News
Amtrak Train Crash Leaves At Least 40 Injured
In the latest in a string of dramatic train crashes, an Amtrak train collided with a tractor-trailer on Monday afternoon in Halifax, North Carolina, leaving at least 40 people injured. Victims were taken to local hospitals by bus or ambulance, bearing minor injuries. No one faced life-threatening injuries, and 173 passengers were left uninjured.
The collision occurred when the New York-bound train, the Carolinian No. 80 from Charlotte, slammed into a tractor-trailer that was apparently stuck on the tracks. The accident happened at about 12:15 p.m. at a highway intersection, leaving the locomotive and two cars, including the baggage car, derailed. According to witnesses, the tractor-trailer — carrying a mobile home — had been trying to navigate a turn across the highway for about 15 minutes before the train approached. The truck was unable to make the difficult left turn on Highway 301 before the train struck. The impact of the crash threw passengers out of their seats, but there are no fatalities reported as of yet.
In a statement to ABC News, Amtrak said:
There were 212 passengers and eight crew members on board and initial reports are that several passengers have been injured and taken to local medical facilities for treatment. At this time, none of the injuries have been reported as life-threatening. Local emergency responders are on the scene and an investigation is ongoing.
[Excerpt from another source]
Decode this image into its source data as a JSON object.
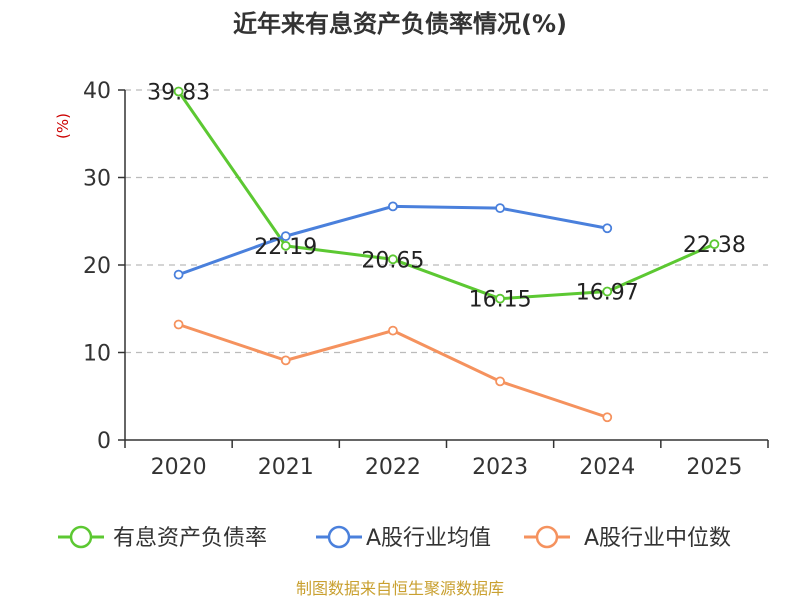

One eyewitness to the crash, Leslie Cipriani, said she had "never seen anything like that before in my life." Cipriani recorded a video of the collision.
News of the North Carolina collision comes only shortly over a month since the deadly Metro North train crash in Valhalla, New York, killed six people on Feb. 3. The accident was the deadliest in the rail line's history. But these aren't the only two commuter train incidents this winter.
Only weeks after the now-infamous Valhalla crash, on Feb. 24, 28 people were injured — four critically — when a California commuter train collided with a tractor-trailer. In Ventura County, north of Los Angeles, a truck driver abandoned his rig on the tracks, causing the Metrolink train to slam into it and become engulfed in flames. The engineer of the train died days later.
A Long Island Rail Road train slammed into a car on March 3. The train did not come off the tracks — the car was stuck between the warning signs, and the driver of the car was severely injured, though none of the train's 13 passengers were hurt.